Cirio H. Santiago, davadan vaz geçmeyerek, geri döner. Bu kez suç ortağı, David Carradine’dir. Carradine oynar ve Santiago çeker. Filmin adını da Kum Savaşçıları (Dune Warriors) koyarlar (1990). Ozon tabakası delinmiş, tehlikeli silahlarla yapılan savaşlar sonucu yeryüzü bir kez daha çorak arazilerle ve geniş çöllerle kaplanmıştır. Ortalık susuzluktan kırılmaktadır. Kara cübbeli, kılıçlı bir gezgin olan Michael (David Carradine), bu çorak topraklarda, William (Luke Askew) adlı birini aramaktadır. William, çevrede yaşamlarını sürdürmeye çalışan barışçıl halka korku salmakta olan bir despottur. Bir faşisttir. Gezgin Michael, çorak topraklarda köyleri, sahip oldukları temiz su kuyusu yüzünden, William’ın ordusu tarafından saldırıya uğramış, erkek kardeşi öldürülmüş, Val adında bir kızla (Jill An McWhirter) karşılaşır. Onu vahşi çöl cücelerinin elinden kurtarır. Kız aslında yardım bulmak için yola çıkmıştır. Michael, kıza, yakında kiralık savaşçıların bulunduğu bir kasaba olduğunu söyler ve onu oraya götürür. Kasabada bir gurup serseri, gezgin savaşçıyla anlaşırlar (merhaba Yedi Samuray!). Onlara yardım karşılığında istedikleri kadar temiz su alabileceklerini söylerler. Kiralık savaşçılar, ilk olarak köylülere dövüşmeyi öğretmekle işe başlarlar. William, ordusuyla gelene kadar mümkün olduğunca hazır olmalıdırlar. Köyde William yanlısı olan bir kaç kişi, olanlardan memnun değildir ve çok geçmeden William’a haber uçururlar. Kısa bir süre sonra ‘sudan bir sebepten’ savaş başlar vee...

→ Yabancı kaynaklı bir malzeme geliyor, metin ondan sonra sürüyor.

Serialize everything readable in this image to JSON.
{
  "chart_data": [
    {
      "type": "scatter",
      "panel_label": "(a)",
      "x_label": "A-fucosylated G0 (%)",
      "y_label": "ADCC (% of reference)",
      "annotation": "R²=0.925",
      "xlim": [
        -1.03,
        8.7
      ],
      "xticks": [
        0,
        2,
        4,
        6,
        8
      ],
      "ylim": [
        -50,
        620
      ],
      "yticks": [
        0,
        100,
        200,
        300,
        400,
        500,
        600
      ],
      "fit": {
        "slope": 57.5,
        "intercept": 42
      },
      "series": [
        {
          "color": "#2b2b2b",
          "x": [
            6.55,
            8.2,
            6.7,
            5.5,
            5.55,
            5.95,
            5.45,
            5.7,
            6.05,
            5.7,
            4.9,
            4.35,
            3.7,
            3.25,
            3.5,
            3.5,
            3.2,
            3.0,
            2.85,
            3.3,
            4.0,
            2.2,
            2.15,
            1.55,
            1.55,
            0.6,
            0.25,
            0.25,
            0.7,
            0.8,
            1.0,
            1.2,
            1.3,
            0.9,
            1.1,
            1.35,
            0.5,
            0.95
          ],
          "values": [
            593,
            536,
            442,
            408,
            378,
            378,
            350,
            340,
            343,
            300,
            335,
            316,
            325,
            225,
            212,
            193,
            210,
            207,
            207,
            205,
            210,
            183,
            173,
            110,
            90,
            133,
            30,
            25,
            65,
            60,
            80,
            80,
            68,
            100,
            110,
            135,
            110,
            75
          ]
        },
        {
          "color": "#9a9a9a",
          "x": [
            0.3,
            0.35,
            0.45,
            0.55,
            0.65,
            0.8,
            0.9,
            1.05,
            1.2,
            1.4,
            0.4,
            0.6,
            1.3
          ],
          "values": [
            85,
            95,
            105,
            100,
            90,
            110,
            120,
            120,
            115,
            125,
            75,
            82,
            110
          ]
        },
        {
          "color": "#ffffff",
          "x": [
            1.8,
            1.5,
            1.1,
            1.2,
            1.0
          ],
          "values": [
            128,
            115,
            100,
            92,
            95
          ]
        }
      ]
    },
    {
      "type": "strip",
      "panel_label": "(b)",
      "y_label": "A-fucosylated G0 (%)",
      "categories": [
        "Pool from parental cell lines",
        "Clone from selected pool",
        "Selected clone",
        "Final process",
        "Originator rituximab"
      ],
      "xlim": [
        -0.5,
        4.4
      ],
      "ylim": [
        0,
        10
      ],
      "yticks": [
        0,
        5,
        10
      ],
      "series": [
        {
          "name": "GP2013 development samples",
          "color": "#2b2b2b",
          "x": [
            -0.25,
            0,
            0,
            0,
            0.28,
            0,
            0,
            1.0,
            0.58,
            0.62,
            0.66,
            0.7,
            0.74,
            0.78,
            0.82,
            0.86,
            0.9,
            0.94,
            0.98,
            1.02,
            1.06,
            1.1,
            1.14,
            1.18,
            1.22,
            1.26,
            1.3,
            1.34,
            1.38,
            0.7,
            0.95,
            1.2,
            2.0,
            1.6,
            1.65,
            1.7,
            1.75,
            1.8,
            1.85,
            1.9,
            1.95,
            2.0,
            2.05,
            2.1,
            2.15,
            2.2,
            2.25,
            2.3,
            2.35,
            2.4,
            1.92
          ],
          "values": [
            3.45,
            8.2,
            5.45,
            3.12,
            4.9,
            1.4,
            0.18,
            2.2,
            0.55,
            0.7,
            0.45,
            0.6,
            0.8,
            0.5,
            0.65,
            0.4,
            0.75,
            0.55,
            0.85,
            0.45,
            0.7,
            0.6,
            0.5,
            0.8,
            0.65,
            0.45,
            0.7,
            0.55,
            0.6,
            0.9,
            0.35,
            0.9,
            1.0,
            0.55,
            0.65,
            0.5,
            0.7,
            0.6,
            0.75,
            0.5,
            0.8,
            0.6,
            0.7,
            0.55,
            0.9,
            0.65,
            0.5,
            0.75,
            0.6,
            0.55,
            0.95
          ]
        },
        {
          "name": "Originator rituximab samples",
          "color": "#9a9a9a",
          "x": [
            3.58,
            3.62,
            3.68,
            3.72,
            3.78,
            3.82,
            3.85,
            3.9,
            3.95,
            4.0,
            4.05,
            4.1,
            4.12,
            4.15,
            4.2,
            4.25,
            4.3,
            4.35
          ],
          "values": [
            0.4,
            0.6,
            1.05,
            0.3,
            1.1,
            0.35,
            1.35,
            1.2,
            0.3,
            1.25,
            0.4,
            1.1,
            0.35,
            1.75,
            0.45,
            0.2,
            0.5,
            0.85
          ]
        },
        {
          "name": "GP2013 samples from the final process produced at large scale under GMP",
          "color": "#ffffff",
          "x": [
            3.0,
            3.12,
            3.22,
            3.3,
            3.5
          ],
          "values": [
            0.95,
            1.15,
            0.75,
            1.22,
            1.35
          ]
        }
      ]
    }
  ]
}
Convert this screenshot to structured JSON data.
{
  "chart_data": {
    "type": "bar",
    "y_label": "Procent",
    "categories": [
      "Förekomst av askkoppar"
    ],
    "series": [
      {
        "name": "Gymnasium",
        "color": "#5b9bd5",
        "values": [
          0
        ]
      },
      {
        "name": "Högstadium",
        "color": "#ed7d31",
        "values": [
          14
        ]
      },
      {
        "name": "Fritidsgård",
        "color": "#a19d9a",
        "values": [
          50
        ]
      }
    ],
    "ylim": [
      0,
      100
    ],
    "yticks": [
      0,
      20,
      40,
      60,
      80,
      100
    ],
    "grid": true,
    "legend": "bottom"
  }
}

Her zaman olduğu gibi Santiago’nun bu filmi, Kum Savaşçıları da (Dune Warriors), adından tasarımına ve de konusuna kadar, bir yığın filmden apartmalarla doludur. Adının bir bölümünü, David Lynch’in Frank Herbert uyarlaması Dune’dan, set tasarımını ve kostümlerini, Çılgın Max 2: Yol Savaşçısı’ndan, konusunu ise Akira Kurosawa’nın ünlü ve defalarca başka filmlere de uyarlanan Yedi Samuray’ından (Seven Samurai) almıştır. Yıllar önce Star TV’de gösterilen Kum Savaşçıları, benim gibi ‘çöp’ film koleksiyoncuları için bulunmaz bir parçadır... Ciddiyet arayanlar, ‘Cirio H. Santiago Sokağı'ndan uzak dursun demiştik daha önce... İngilizce bilen meraklısına, bu tarz filmleri seviyorlarsa http://www.post-apocalypse.co.uk/ 'i ziyaret etmelerini şiddetle öneririm...


2 Eylül 2007 Pazar

*70'li YILLARIN CANAVARLARI SALDIRIYOR!

70’li yıllarda, daha küçük bir çocukken, en çok sevdiğim iki şey; çizgi roman okumak ve sinemaya gitmekti. Çizgi romanların büyülü atmosferi her zaman çekmiştir beni. İşte ben ders kitabının içinde çizgi roman okuyan, sinema önlerinde değiş tokuş yapan bir kuşağın temsilcisiyim. Okulumu aksatacak düşüncesi ile, tatil dönemleri hariç çizgi roman okumama izin verilmezdi. Kaç kez okurken yakalandığımda annem tarafından yırtıldıklarını ya da sobaya atıldıklarını hatırlıyorum çizgi romanlarımın. Annem yırtar, ya da sobaya atar, babam ise daha insaflı davranır, erişemeyeceğim yükseklikte bir yerlere koyardı. İşte o çizgi romanların içinde “1001 Roman” adında, ince, 16 sayfalık fasiküllerden oluşa bir seri vardı ki aklımı başımdan alırdı. Tıpkı seriyal filmlerin mantığında, ikişer ya da üçer sayfalık devamlı öykülerden oluşan bir seçki sunardı bize; Sihirli Göz, Demir Pençe, Rory McDuff, Canavarlar Çarpışıyor, Dünya Tehlikede, Devlerin Tehdidi... 1001 Roman’ları hiç bayiden satın aldığımı hatırlamıyorum. 60’lı yıllarda yayınlandıkları için. Ancak eski sayılarını, sinema önlerinde açılan tezgahlardan topladığımı biliyorum... Sinema ise malum... 1001 Roman’ın (ve de Doğan Kardeş’in) etkileriyle olsa gerek, fantastik ve bilimkurgu filmleri ile serüven filmleri ilgimi çekerdi. O dönem için gözde filmlerimi getiren şirket; kesinlikle “Özen Film”di... Muhteşem filmler getirirdi benim için; Biyonik Adam Canavarlara Karşı (Super Infra-Man-1975), Tanrıların Dehşeti (The Land That Time Forgot-1975), Atlantis Kayıp Ülke (Warlords of Atlantis-1978), Yaratık (Alien-1979)... Elimde bu dönemden kalma ve üçünü “Özen Film”in getirdiğini hatırladığım dört film, biri “double feature” üç DVD var tanıtmak istediğim...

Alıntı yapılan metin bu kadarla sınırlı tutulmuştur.